Paulun lascerà il suo incarico di CEO della clearing house di EEX, la European Commodity Clearing (ECC), il 31 luglio 2026, ha dichiarato la borsa in un comunicato.
L'EEX, parte di Deutsche Boerse, è diventata la principale piattaforma mondiale per i derivati sull'elettricità, con una presenza in paesi europei, Nord America e Giappone, il cui settore energetico è destinato a un periodo di forte crescita.
Nei mercati dei futures europei, core business di EEX, che di norma scambiano da due a tre volte il consumo annuo di energia elettrica, la borsa detiene quote di mercato dell'80-90%.

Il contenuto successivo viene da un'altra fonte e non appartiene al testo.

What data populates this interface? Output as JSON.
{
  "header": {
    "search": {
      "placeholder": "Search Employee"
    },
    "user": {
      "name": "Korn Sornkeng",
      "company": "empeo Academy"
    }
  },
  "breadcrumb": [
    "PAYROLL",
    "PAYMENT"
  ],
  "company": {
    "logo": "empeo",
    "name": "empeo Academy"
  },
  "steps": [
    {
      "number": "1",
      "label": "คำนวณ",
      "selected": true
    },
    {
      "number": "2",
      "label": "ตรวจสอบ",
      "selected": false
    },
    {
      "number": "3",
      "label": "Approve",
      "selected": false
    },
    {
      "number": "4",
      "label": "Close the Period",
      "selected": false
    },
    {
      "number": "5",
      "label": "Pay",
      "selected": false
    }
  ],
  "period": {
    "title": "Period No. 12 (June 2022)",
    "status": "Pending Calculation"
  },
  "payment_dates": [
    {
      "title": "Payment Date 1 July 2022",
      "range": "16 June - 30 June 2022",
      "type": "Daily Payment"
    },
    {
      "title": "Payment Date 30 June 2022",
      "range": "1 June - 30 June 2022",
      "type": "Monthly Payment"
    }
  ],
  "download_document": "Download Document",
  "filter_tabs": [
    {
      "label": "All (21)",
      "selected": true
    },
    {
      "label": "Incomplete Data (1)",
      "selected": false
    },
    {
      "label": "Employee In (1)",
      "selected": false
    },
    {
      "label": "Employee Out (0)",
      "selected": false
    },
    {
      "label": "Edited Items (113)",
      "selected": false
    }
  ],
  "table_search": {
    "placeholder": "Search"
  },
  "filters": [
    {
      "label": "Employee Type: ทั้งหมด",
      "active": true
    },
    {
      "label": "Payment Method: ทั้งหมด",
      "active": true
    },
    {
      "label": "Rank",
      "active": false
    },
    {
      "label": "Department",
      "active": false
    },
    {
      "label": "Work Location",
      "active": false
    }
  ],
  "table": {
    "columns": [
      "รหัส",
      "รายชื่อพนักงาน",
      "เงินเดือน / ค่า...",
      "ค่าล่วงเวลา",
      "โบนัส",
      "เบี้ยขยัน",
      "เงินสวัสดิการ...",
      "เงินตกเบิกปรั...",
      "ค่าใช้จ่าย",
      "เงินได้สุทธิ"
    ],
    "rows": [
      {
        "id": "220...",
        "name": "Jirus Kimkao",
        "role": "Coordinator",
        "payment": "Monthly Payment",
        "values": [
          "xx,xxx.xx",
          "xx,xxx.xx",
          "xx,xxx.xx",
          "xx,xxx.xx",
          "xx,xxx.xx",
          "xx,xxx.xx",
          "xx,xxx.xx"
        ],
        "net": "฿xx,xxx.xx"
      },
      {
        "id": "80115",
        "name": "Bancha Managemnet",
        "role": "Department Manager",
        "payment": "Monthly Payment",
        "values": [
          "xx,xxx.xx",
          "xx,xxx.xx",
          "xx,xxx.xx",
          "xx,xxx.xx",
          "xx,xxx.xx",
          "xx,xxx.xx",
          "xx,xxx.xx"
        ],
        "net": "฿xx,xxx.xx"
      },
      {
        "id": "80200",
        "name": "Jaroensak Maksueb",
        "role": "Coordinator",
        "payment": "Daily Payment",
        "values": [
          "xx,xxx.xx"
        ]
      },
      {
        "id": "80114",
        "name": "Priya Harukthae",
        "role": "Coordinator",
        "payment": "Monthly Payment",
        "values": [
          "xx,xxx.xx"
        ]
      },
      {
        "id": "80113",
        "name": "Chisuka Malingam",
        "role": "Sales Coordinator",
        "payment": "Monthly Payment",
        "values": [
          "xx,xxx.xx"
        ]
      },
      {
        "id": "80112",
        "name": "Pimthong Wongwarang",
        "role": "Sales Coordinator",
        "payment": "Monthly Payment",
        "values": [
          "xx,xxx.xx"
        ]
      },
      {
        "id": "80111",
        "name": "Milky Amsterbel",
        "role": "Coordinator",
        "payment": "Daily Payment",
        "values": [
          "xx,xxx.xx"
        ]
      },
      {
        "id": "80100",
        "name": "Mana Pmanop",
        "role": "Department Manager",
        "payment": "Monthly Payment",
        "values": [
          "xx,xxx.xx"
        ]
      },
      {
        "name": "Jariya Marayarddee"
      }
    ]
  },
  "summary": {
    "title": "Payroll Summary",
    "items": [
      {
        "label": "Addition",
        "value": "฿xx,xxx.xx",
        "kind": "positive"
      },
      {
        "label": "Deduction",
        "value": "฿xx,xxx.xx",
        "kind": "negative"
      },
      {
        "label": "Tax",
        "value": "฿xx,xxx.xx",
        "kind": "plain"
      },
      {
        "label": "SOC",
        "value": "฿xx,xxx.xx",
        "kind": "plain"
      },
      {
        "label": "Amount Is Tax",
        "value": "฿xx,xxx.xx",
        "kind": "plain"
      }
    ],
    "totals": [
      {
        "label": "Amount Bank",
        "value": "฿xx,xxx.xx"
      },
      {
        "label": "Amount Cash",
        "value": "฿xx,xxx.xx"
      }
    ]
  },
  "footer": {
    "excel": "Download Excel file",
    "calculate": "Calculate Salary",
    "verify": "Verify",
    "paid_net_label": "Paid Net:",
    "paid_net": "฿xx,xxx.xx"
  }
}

«Con lui (Paulun), continueremo con successo la traiettoria di crescita di EEX nei prossimi anni», ha dichiarato Thomas Book, presidente del consiglio di sorveglianza di EEX.
Paulun ha affermato che, sotto la sua guida, il Gruppo EEX espanderà la propria rete globale di clienti e partner.
«Insieme, continueremo a plasmare attivamente lo sviluppo dei mercati dell'energia per offrire ai nostri clienti opportunità di trading ottimali e soluzioni efficienti per la gestione dei loro rischi», ha aggiunto.
Dalla crisi finanziaria del 2008, i clienti over-the-counter nel settore delle materie prime si sono rivolti alle borse regolamentate per conformarsi alle regole finanziarie dell'Unione Europea e per risparmiare sui costi delle commissioni.
Il ruolo di ECC è ridurre i rischi di controparte e garantire l'esecuzione fisica e finanziaria delle operazioni su EEX, EPEX SPOT e le borse partner.
ECC ha iniziato la ricerca di un sostituto per il suo CEO, si legge nella nota di EEX.